Sure, it’s all we talk about, but the summer heat is a big deal in Phoenix …. Because it lasts from spring through fall. Phoenix really has two seasons – summer, and amazing. There’s no in-between. The sun shines during 85 percent of daylight hours here. It’s always sunny, which means that triple-digit temperatures are expected from May through October. That’s half the year.
Monsoons and haboobs
— Alex Lubbers (@AlexLubbers2) September 26, 2018
Meteorologists will say that Phoenix gets about 8 inches of rain in any given year. The secret is that all that rain happens in about 3 storms. (We’re almost serious.) The summer monsoon season, which typically lasts from July through September, can produce amazing storms with extremely strong (and dangerous winds) and flash flooding. It’s no joke when Phoenix gets 2 inches of rain in a couple of hours. Additionally, the magnificent haboob dust storms that overtake the Valley can be a spectacle to behold – as long as you’re safe and indoors. You don’t want to drive in them or be stuck in one.
Struggling sports teams
Phoenix’s seemingly perpetual headaches with failing sports teams isn’t meteorological. It’s more metaphysical. Save the 2001 World Series champion Arizona Diamondbacks, the Valley has to cling to titles from the Mercury (WNBA) and Rattlers (arena football) as its victorious teams. The Cardinals made it to a Super Bowl, and the Suns had a few shots at a title, but both came so close and then lost. Too close. We think we’re cursed.

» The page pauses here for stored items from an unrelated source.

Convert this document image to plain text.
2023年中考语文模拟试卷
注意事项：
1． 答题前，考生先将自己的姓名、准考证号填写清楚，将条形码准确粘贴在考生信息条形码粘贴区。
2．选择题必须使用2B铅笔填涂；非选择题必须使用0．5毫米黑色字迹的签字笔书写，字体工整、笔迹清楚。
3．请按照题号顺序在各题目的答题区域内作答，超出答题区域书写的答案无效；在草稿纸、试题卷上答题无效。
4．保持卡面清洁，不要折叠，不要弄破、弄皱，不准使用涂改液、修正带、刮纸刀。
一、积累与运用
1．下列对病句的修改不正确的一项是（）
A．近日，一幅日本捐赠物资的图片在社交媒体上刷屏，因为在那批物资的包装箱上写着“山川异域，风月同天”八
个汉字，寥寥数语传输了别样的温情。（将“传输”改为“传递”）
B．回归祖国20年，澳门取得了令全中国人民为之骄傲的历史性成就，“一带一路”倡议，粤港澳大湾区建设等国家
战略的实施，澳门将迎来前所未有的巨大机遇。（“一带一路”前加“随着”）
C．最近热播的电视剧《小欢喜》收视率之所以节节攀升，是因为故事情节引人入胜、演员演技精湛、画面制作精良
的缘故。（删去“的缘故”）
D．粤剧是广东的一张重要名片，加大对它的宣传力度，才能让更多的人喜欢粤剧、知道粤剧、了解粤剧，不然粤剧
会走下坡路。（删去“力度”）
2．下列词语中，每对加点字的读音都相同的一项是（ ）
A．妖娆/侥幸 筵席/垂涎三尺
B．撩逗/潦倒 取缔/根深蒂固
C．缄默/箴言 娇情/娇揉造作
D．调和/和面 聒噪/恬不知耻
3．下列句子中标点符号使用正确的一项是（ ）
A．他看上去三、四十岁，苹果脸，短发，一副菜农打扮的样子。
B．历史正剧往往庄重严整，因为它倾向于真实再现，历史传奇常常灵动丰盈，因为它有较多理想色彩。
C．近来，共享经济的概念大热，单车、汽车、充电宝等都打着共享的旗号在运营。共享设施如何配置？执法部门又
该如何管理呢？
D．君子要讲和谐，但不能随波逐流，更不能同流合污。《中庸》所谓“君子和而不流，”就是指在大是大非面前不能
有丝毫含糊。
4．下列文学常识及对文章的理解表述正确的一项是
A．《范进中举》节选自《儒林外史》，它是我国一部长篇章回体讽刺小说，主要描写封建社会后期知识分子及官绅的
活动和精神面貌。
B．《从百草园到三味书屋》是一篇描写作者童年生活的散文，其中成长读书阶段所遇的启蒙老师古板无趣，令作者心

You can’t get 4.5 million residents without a building boom, and most of it has happened in Phoenix since the 1990s. Some of the suburbs have doubled or tripled in size in just 20 years. The result is a lot of new – and energy-efficient – housing, but it’s also a lot of tile roofs and tan hues, and neighborhoods that all look the same.
Valley residents love the “snowbirds,” as they’re called, and the economic impact they put on the Valley. The population grows by tens of thousands as visitors flock, ahem, from Canada, Minnesota, Illinois and other cold climates. But their arrival also signals more congested roadways and distracted drivers.